"No; he is in Scotland. Lady Alicia came by herself. She is an old friend of mine, darling, and I am very fond of her. I want you, therefore, to be particularly charming to her."
"How can you expect me to be that—under the circumstances?" I ask, lightly, glancing up at him from under my lashes with a sudden and altogether new touch of coquetry born of the hour and my gay attire. "How can I be amiable, when you tell me in that bare-faced fashion of your adoration for her? Of course I shall be desperately jealous and desperately disagreeable during the entire interview."
Marmaduke's face betrays the intense delight all men feel when receiving flattery from the beloved one. Perhaps, indeed, he appears a trifle sillier than the generality of them, incense coming from me being so totally unexpected. I know by his eyes he would give anything to kiss me, were it not for shame sake and the gaping crowd.
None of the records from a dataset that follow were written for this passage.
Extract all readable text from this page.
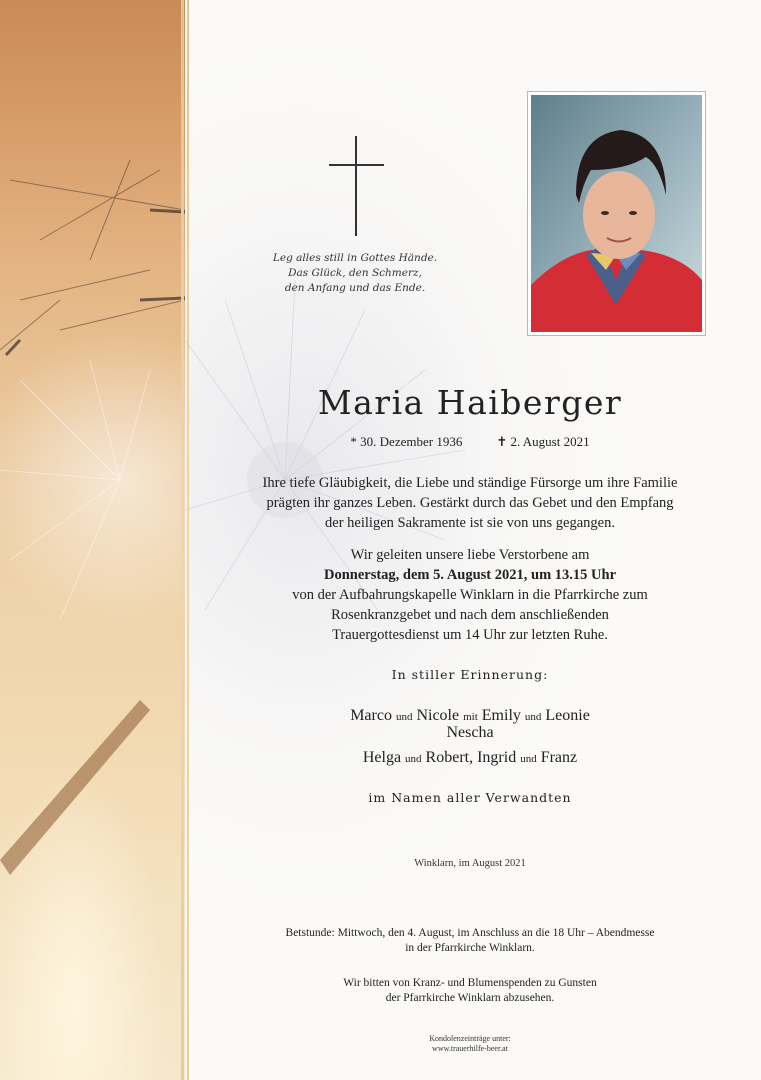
Leg alles still in Gottes Hände.
Das Glück, den Schmerz,
den Anfang und das Ende.
Maria Haiberger
* 30. Dezember 1936	✝ 2. August 2021
Ihre tiefe Gläubigkeit, die Liebe und ständige Fürsorge um ihre Familie
prägten ihr ganzes Leben. Gestärkt durch das Gebet und den Empfang
der heiligen Sakramente ist sie von uns gegangen.
Wir geleiten unsere liebe Verstorbene am
Donnerstag, dem 5. August 2021, um 13.15 Uhr
von der Aufbahrungskapelle Winklarn in die Pfarrkirche zum
Rosenkranzgebet und nach dem anschließenden
Trauergottesdienst um 14 Uhr zur letzten Ruhe.
In stiller Erinnerung:
Marco und Nicole mit Emily und Leonie
Nescha
Helga und Robert, Ingrid und Franz
im Namen aller Verwandten
Winklarn, im August 2021
Betstunde: Mittwoch, den 4. August, im Anschluss an die 18 Uhr – Abendmesse
in der Pfarrkirche Winklarn.
Wir bitten von Kranz- und Blumenspenden zu Gunsten
der Pfarrkirche Winklarn abzusehen.
Kondolenzeinträge unter:
www.trauerhilfe-beer.at
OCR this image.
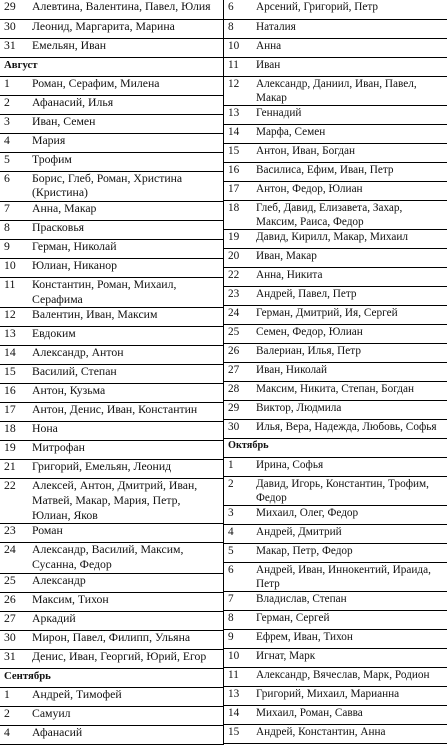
29	Алевтина, Валентина, Павел, Юлия
30	Леонид, Маргарита, Марина
31	Емельян, Иван
Август	
1	Роман, Серафим, Милена
2	Афанасий, Илья
3	Иван, Семен
4	Мария
5	Трофим
6	Борис, Глеб, Роман, Христина (Кристина)
7	Анна, Макар
8	Прасковья
9	Герман, Николай
10	Юлиан, Никанор
11	Константин, Роман, Михаил, Серафима
12	Валентин, Иван, Максим
13	Евдоким
14	Александр, Антон
15	Василий, Степан
16	Антон, Кузьма
17	Антон, Денис, Иван, Константин
18	Нона
19	Митрофан
21	Григорий, Емельян, Леонид
22	Алексей, Антон, Дмитрий, Иван, Матвей, Макар, Мария, Петр, Юлиан, Яков
23	Роман
24	Александр, Василий, Максим, Сусанна, Федор
25	Александр
26	Максим, Тихон
27	Аркадий
30	Мирон, Павел, Филипп, Ульяна
31	Денис, Иван, Георгий, Юрий, Егор
Сентябрь	
1	Андрей, Тимофей
2	Самуил
4	Афанасий
6	Арсений, Григорий, Петр
8	Наталия
10	Анна
11	Иван
12	Александр, Даниил, Иван, Павел, Макар
13	Геннадий
14	Марфа, Семен
15	Антон, Иван, Богдан
16	Василиса, Ефим, Иван, Петр
17	Антон, Федор, Юлиан
18	Глеб, Давид, Елизавета, Захар, Максим, Раиса, Федор
19	Давид, Кирилл, Макар, Михаил
20	Иван, Макар
22	Анна, Никита
23	Андрей, Павел, Петр
24	Герман, Дмитрий, Ия, Сергей
25	Семен, Федор, Юлиан
26	Валериан, Илья, Петр
27	Иван, Николай
28	Максим, Никита, Степан, Богдан
29	Виктор, Людмила
30	Илья, Вера, Надежда, Любовь, Софья
Октябрь	
1	Ирина, Софья
2	Давид, Игорь, Константин, Трофим, Федор
3	Михаил, Олег, Федор
4	Андрей, Дмитрий
5	Макар, Петр, Федор
6	Андрей, Иван, Иннокентий, Ираида, Петр
7	Владислав, Степан
8	Герман, Сергей
9	Ефрем, Иван, Тихон
10	Игнат, Марк
11	Александр, Вячеслав, Марк, Родион
13	Григорий, Михаил, Марианна
14	Михаил, Роман, Савва
15	Андрей, Константин, Анна
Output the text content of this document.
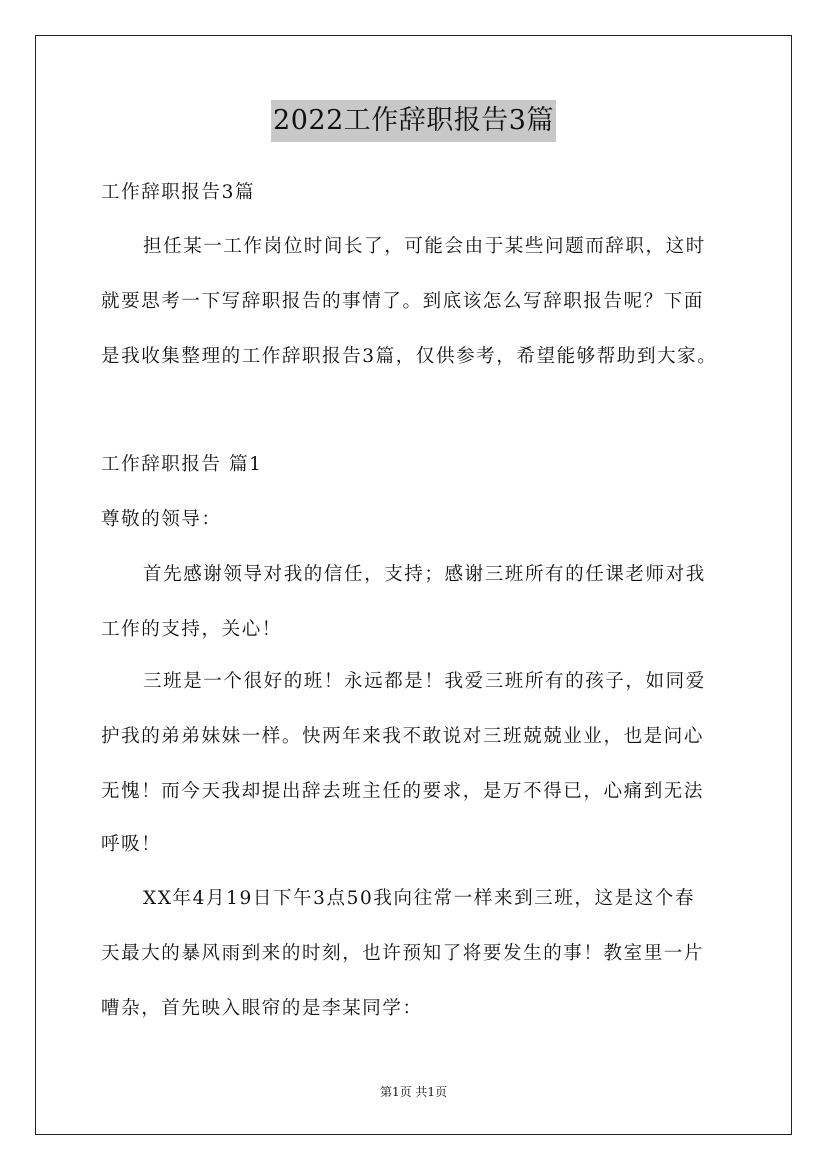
2022工作辞职报告3篇
工作辞职报告3篇
担任某一工作岗位时间长了，可能会由于某些问题而辞职，这时
就要思考一下写辞职报告的事情了。到底该怎么写辞职报告呢？下面
是我收集整理的工作辞职报告3篇，仅供参考，希望能够帮助到大家。
工作辞职报告 篇1
尊敬的领导：
首先感谢领导对我的信任，支持；感谢三班所有的任课老师对我
工作的支持，关心！
三班是一个很好的班！永远都是！我爱三班所有的孩子，如同爱
护我的弟弟妹妹一样。快两年来我不敢说对三班兢兢业业，也是问心
无愧！而今天我却提出辞去班主任的要求，是万不得已，心痛到无法
呼吸！
XX年4月19日下午3点50我向往常一样来到三班，这是这个春
天最大的暴风雨到来的时刻，也许预知了将要发生的事！教室里一片
嘈杂，首先映入眼帘的是李某同学：
第1页 共1页
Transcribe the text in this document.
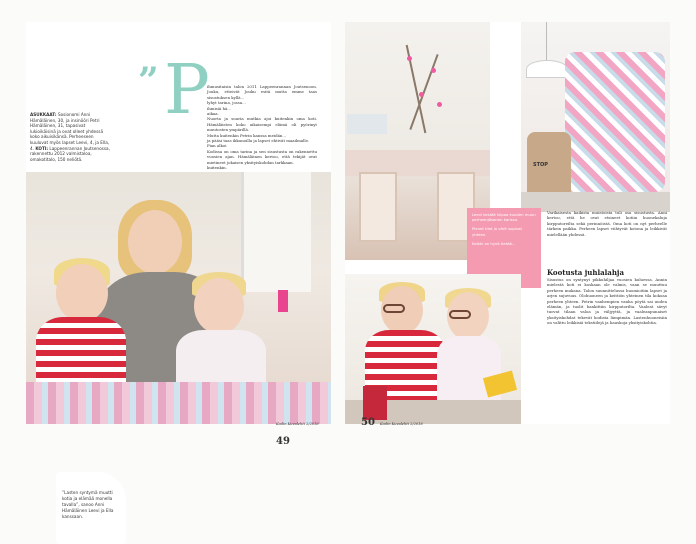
ASUKKAAT: Sosionomi Anni Hämäläinen, 30, ja insinööri Petri Hämäläinen, 31, tapasivat lukioikäisinä ja ovat olleet yhdessä koko aikuisikänsä. Perheeseen kuuluvat myös lapset Leevi, 4, ja Ella, 4. KOTI: Lappeenrannan Joutsenossa, rakennettu 2012 valmistaloa, omakotitalo, 150 neliötä.
” P

ihmusitaisin talon 2011 Lappeenrannan Joutsenoon. Jouku, etteivät Jouku esitä mutta emme taas sisustuksen kyllä...

lyhyt tarina, jossa...

ihmisiä hä...

aikaa.

Nuorta ja suuria mutkia ajoi kuitenkin oma koti. Hämäläisten koko aikaisempi elämä oli pyörinyt muutosten ympärillä.

Mutta kuitenkin Petrin kanssa meidän...

ja pääsi taas ikkunoilla ja lapset ehtivät maailmalle.

Pian alkoi

Kodissa on oma tarina ja sen sisustusta on rakennettu vuosien ajan. Hämäläinen kertoo, että tekijät ovat mietineet jokaisen yksityiskohdan tarkkaan.

kuitenkin.

”Lasten syntymä muutti kotia ja elämää monella tavalla”, sanoo Anni Hämäläinen Leevi ja Ella kanssaan.
Kodin Kuvalehti 2/2016 49
STOP

Leevi kestää kilpaa kuuden muun perheenjäsenen kanssa.

Pienet tilat ja värit sopivat yhteen.

Kaikki on hyvä tietää...

Varikaisesta kaikista muistoista tuli osa sisustusta. Anni kertoo, että he ovat etsineet kotiin huonekaluja kirpputoreilta sekä perinnöistä. Oma koti on nyt perheelle tärkein paikka. Perheen lapset viihtyvät kotona ja leikkivät mielellään yhdessä.
Kootusta juhlalahja
Sisustus on syntynyt pikkuhiljaa vuosien kuluessa. Annin mielestä koti ei koskaan ole valmis, vaan se muuttuu perheen mukana. Talon suunnittelussa huomioitiin lapset ja arjen sujuvuus. Olohuoneen ja keittiön yhteinen tila kokoaa perheen yhteen. Petrin vanhempien vanha pöytä sai uuden elämän, ja tuolit hankittiin kirpputorilta. Vaaleat sävyt tuovat tilaan valoa ja väljyyttä, ja vaaleanpunaiset yksityiskohdat tekevät kodista lämpimän. Lastenhuoneisiin on valittu leikkisiä tekstiilejä ja hauskoja yksityiskohtia.
50 Kodin Kuvalehti 2/2016
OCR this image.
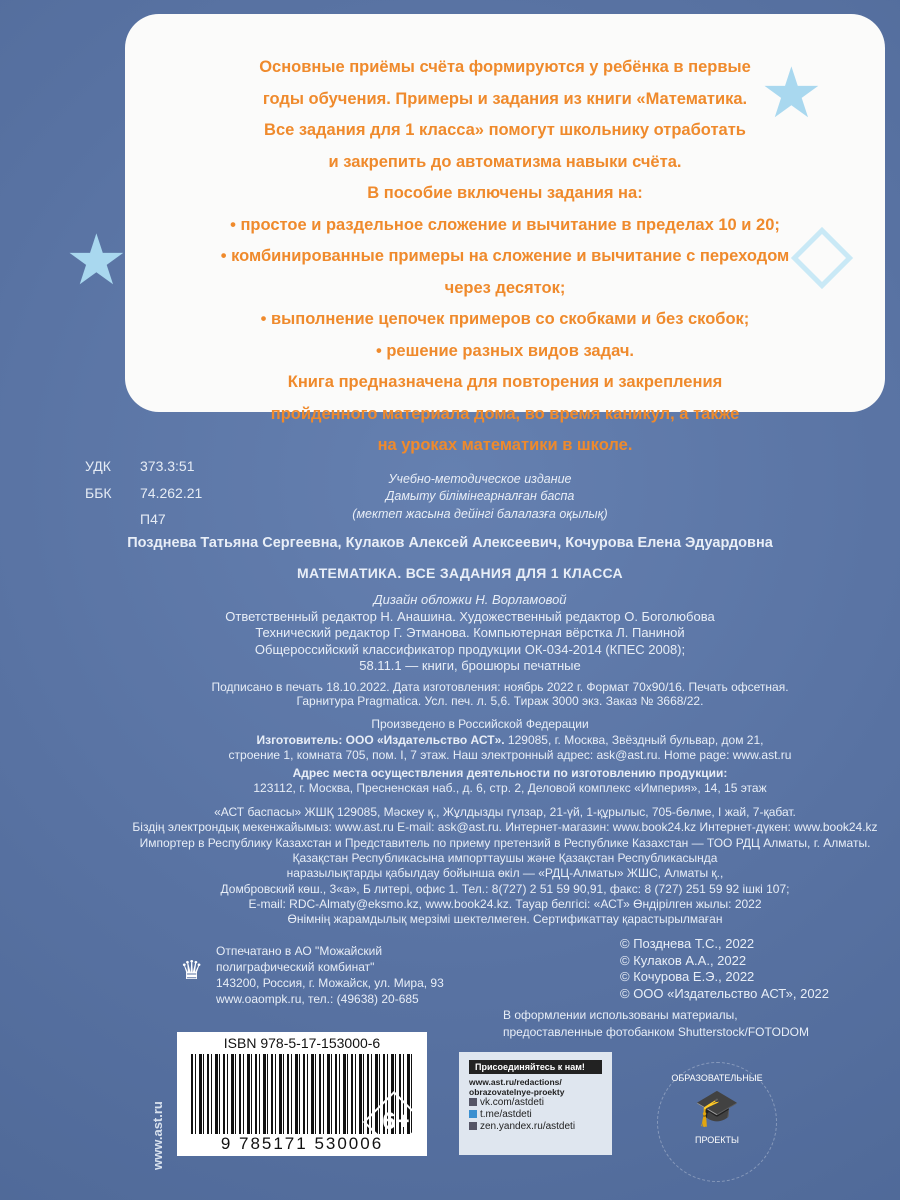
Основные приёмы счёта формируются у ребёнка в первые

годы обучения. Примеры и задания из книги «Математика.

Все задания для 1 класса» помогут школьнику отработать

и закрепить до автоматизма навыки счёта.

В пособие включены задания на:

• простое и раздельное сложение и вычитание в пределах 10 и 20;

• комбинированные примеры на сложение и вычитание с переходом

через десяток;

• выполнение цепочек примеров со скобками и без скобок;

• решение разных видов задач.

Книга предназначена для повторения и закрепления

пройденного материала дома, во время каникул, а также

на уроках математики в школе.

★
★
УДК 373.3:51
ББК 74.262.21
П47
Учебно-методическое издание
Дамыту білімінеарналған баспа
(мектеп жасына дейінгі балалазға оқылық)
Позднева Татьяна Сергеевна, Кулаков Алексей Алексеевич, Кочурова Елена Эдуардовна
МАТЕМАТИКА. ВСЕ ЗАДАНИЯ ДЛЯ 1 КЛАССА
Дизайн обложки Н. Ворламовой
Ответственный редактор Н. Анашина. Художественный редактор О. Боголюбова
Технический редактор Г. Этманова. Компьютерная вёрстка Л. Паниной
Общероссийский классификатор продукции ОК-034-2014 (КПЕС 2008);
58.11.1 — книги, брошюры печатные
Подписано в печать 18.10.2022. Дата изготовления: ноябрь 2022 г. Формат 70x90/16. Печать офсетная.
Гарнитура Pragmatica. Усл. печ. л. 5,6. Тираж 3000 экз. Заказ № 3668/22.
Произведено в Российской Федерации
Изготовитель: ООО «Издательство АСТ». 129085, г. Москва, Звёздный бульвар, дом 21,
строение 1, комната 705, пом. I, 7 этаж. Наш электронный адрес: ask@ast.ru. Home page: www.ast.ru
Адрес места осуществления деятельности по изготовлению продукции:
123112, г. Москва, Пресненская наб., д. 6, стр. 2, Деловой комплекс «Империя», 14, 15 этаж
«АСТ баспасы» ЖШҚ 129085, Мәскеу қ., Жұлдызды гүлзар, 21-үй, 1-құрылыс, 705-бөлме, I жай, 7-қабат.
Біздің электрондық мекенжайымыз: www.ast.ru E-mail: ask@ast.ru. Интернет-магазин: www.book24.kz Интернет-дүкен: www.book24.kz
Импортер в Республику Казахстан и Представитель по приему претензий в Республике Казахстан — ТОО РДЦ Алматы, г. Алматы.
Қазақстан Республикасына импорттаушы және Қазақстан Республикасында
наразылықтарды қабылдау бойынша өкіл — «РДЦ-Алматы» ЖШС, Алматы қ.,
Домбровский көш., 3«а», Б литері, офис 1. Тел.: 8(727) 2 51 59 90,91, факс: 8 (727) 251 59 92 ішкі 107;
E-mail: RDC-Almaty@eksmo.kz, www.book24.kz. Тауар белгісі: «АСТ» Өндірілген жылы: 2022
Өнімнің жарамдылық мерзімі шектелмеген. Сертификаттау қарастырылмаған
♛
Отпечатано в АО "Можайский
полиграфический комбинат"
143200, Россия, г. Можайск, ул. Мира, 93
www.oaompk.ru, тел.: (49638) 20-685
© Позднева Т.С., 2022
© Кулаков А.А., 2022
© Кочурова Е.Э., 2022
© ООО «Издательство АСТ», 2022
В оформлении использованы материалы,
предоставленные фотобанком Shutterstock/FOTODOM
www.ast.ru
ISBN 978-5-17-153000-6
9 785171 530006
6+
Присоединяйтесь к нам!
www.ast.ru/redactions/ obrazovatelnye-proekty
vk.com/astdeti
t.me/astdeti
zen.yandex.ru/astdeti
ОБРАЗОВАТЕЛЬНЫЕ
🎓
ПРОЕКТЫ
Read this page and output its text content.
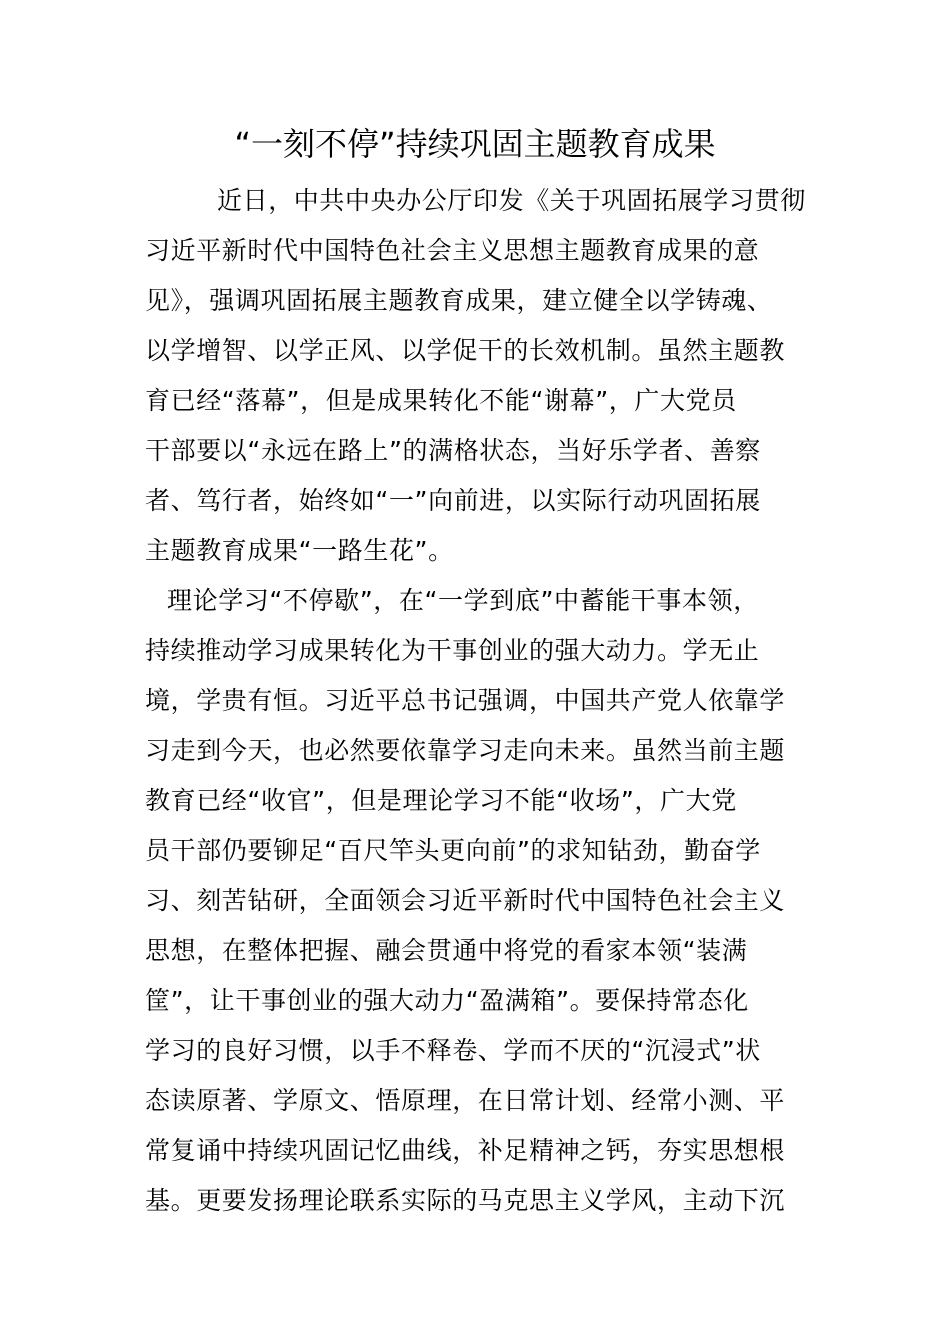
“一刻不停”持续巩固主题教育成果
近日，中共中央办公厅印发《关于巩固拓展学习贯彻
习近平新时代中国特色社会主义思想主题教育成果的意
见》，强调巩固拓展主题教育成果，建立健全以学铸魂、
以学增智、以学正风、以学促干的长效机制。虽然主题教
育已经“落幕”，但是成果转化不能“谢幕”，广大党员
干部要以“永远在路上”的满格状态，当好乐学者、善察
者、笃行者，始终如“一”向前进，以实际行动巩固拓展
主题教育成果“一路生花”。
理论学习“不停歇”，在“一学到底”中蓄能干事本领，
持续推动学习成果转化为干事创业的强大动力。学无止
境，学贵有恒。习近平总书记强调，中国共产党人依靠学
习走到今天，也必然要依靠学习走向未来。虽然当前主题
教育已经“收官”，但是理论学习不能“收场”，广大党
员干部仍要铆足“百尺竿头更向前”的求知钻劲，勤奋学
习、刻苦钻研，全面领会习近平新时代中国特色社会主义
思想，在整体把握、融会贯通中将党的看家本领“装满
筐”，让干事创业的强大动力“盈满箱”。要保持常态化
学习的良好习惯，以手不释卷、学而不厌的“沉浸式”状
态读原著、学原文、悟原理，在日常计划、经常小测、平
常复诵中持续巩固记忆曲线，补足精神之钙，夯实思想根
基。更要发扬理论联系实际的马克思主义学风，主动下沉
"Is your Lady Alicia very terrific?" I ask, fearfully and then, almost before he has time to answer my question, we are standing before a tall, benevolent-looking woman of forty-five, with a hooked nose, and a scarlet feather in her bonnet, and I am bowing and smirking at Lady Alicia Slate-Gore.
She is more than civil—she is radiant. She taps me on the cheek with her fan, and calls me "my dear," and asks me a hundred questions in a breath. She taps Marmaduke on the arm and asks him what he means by making love to a child who ought to be in her nursery dreaming fairy-tales.
At this Marmaduke laughs, and says I am older than I look—for which I am grateful to him.
"Old!" says my lady, with a rapid bird like glance at me. "The world will soon be upside down. Am I to consider fourteen old?"
"Phyllis will soon be nineteen," says Marmaduke; for which I feel still more grateful, as it was only two months ago I attained my eighteenth year.
"Indeed! indeed! You should give your friends your receipt, child. You have stolen a good five years from Father Time, and just when you least want it. Now, if you could only give us old people a written prescription," etc., etc.
Marmaduke leaves us to go and receive some other guests, and her ladyship still chatters on to me; while I, catching the infection of her spirits, chatter back again to her, until she declares me vastly amusing, and is persuaded Marmaduke has gained a prize in the life-lottery.